Die Autorin stellt die ...

Weil ihr vorgeworfen wird, eine regierungskritische Demonstration organisiert zu haben, muss Anja für zehn Tage in den Arrest. Dort ist sie mit sechs anderen Frauen eingesperrt.
Die Autorin stellt die alles erdrückende Langeweile der eintönigen Tage sehr gut dar. Wie die Frauen die Zeit mit Rauchen totschlagen, einfach um irgendwas zu tun, wie sie sich gegenseitig nerven, aber doch einander brauchen, wie es beunruhigt und gleichzeitig seltsam beruhigt immer beobachtet zu werden.
Die Übersetzung ist sehr wörtlich, das macht es ab und an holperig. Warum man auch Bandnamen übersetzt, ist mir etwas unklar. Vielleicht hat man sich gescheut, die Umschrift aus dem Kyrillischen zu nehmen, aber beispielsweise mit "Nächtliche Scharfschützinnen" kann man kaum etwas anfangen, wenn man die Band nicht kennt.
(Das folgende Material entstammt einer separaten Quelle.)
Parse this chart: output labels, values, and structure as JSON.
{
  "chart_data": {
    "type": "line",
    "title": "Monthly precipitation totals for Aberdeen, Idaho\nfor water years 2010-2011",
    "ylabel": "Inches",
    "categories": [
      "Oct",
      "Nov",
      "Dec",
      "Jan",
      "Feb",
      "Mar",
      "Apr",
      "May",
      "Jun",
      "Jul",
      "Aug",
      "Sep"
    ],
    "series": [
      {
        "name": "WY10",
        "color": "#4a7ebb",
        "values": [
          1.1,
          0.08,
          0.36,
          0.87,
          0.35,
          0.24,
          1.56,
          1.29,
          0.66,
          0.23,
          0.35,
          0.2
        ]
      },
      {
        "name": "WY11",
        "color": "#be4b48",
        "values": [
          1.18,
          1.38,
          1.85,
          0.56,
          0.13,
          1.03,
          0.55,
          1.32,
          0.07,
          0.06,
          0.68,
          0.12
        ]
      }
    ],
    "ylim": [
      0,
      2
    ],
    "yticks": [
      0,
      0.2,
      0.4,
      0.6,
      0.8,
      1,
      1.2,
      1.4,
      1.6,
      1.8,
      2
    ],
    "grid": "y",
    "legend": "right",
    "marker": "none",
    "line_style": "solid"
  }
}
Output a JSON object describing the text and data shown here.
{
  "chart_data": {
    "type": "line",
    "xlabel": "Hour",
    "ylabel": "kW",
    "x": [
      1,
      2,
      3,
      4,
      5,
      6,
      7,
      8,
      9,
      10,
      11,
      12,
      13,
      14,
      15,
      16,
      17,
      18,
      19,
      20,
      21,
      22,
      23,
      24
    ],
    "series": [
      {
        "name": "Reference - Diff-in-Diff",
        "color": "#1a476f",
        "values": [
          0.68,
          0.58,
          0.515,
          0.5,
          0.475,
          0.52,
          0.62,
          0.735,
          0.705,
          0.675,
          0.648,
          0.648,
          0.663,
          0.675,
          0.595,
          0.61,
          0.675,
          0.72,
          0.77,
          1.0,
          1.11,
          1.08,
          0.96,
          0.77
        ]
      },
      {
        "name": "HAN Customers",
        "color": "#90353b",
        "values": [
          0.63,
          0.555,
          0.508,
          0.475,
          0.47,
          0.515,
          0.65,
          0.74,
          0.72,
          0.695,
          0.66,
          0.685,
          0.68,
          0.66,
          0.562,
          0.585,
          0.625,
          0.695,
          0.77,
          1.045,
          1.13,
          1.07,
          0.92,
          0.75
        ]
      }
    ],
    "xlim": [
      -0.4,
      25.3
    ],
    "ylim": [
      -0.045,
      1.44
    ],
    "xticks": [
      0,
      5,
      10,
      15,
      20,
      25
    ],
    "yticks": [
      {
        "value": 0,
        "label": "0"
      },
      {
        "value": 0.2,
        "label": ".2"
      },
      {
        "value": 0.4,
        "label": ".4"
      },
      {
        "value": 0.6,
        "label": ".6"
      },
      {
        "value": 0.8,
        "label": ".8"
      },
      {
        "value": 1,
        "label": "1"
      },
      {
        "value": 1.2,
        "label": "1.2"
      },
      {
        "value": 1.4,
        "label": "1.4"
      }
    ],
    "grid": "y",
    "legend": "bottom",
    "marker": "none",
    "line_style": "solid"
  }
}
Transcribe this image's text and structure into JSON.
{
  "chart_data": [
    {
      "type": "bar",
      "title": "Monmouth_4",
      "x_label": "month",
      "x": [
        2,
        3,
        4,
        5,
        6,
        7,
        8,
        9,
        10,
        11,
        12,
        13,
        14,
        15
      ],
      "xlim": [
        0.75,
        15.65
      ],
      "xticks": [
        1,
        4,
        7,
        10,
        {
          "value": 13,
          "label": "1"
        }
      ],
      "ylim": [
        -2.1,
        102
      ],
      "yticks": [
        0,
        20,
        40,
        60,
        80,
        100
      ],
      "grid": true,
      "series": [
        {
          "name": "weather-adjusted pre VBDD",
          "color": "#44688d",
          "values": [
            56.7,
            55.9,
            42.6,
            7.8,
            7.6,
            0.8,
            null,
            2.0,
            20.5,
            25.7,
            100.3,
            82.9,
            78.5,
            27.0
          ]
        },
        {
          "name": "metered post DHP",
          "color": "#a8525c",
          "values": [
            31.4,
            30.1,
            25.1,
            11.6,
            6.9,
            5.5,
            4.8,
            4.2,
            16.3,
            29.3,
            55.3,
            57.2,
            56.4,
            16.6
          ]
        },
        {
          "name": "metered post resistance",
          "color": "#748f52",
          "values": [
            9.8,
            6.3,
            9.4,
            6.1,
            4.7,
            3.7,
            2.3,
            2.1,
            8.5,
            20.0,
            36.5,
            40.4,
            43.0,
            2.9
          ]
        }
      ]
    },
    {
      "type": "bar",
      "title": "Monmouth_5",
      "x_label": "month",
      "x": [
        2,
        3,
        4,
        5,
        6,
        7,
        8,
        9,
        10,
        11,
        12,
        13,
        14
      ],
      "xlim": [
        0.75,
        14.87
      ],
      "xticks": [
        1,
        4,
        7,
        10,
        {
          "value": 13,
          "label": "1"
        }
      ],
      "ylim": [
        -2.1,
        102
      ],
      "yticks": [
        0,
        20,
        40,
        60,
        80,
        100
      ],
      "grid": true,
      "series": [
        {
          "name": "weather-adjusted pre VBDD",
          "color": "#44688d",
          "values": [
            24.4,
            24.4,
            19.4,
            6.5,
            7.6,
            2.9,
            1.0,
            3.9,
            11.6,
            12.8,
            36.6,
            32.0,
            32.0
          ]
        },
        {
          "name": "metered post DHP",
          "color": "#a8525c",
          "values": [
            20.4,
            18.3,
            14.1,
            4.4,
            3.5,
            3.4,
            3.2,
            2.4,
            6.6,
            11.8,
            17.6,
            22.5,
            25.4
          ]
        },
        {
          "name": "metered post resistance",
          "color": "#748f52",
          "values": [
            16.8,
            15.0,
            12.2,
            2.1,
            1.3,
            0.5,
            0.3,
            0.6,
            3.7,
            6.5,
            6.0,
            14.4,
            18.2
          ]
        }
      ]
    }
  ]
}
Interessant fand ich die verschiedenen Geschichten der sehr unterschiedlichen Frauen. Leider wurden diese nicht sehr ausführlich erzählt. Es geht, anders als man vermuten würde, nicht viel um Politik sondern vor allem um Liebes- und Abhängigkeits- Beziehungen zu Männern und Frauen. Das ist etwas schade, denn das hat mich nicht immer interessiert. Besonders Anjas Geschichte um eine Dreiecksbeziehung wurde ermüdend lang ausgewalzt.
Am Ende driftet es in eine übernatürliche Richtung ab. Das ist an sich nicht schlimm, ich lese gern Fantasy, aber hier war für mich der Bruch zu stark und der ganze realistische Teil wurde dadurch abgewertet. Man denkt nicht mehr darüber nach wie schlimm es ist, dass Anja für eine Demonstration ins Gefängnis muss, sondern nur noch darüber, ob irgendjemand übernatürliche Kräfte haben könnte oder nicht. Von der Autorin ist ja auch noch bekannt, dass sie zum Team von Nawalny gehört und sich mit der Organisation von Demonstrationen und dem Leben im Arrest auskennt.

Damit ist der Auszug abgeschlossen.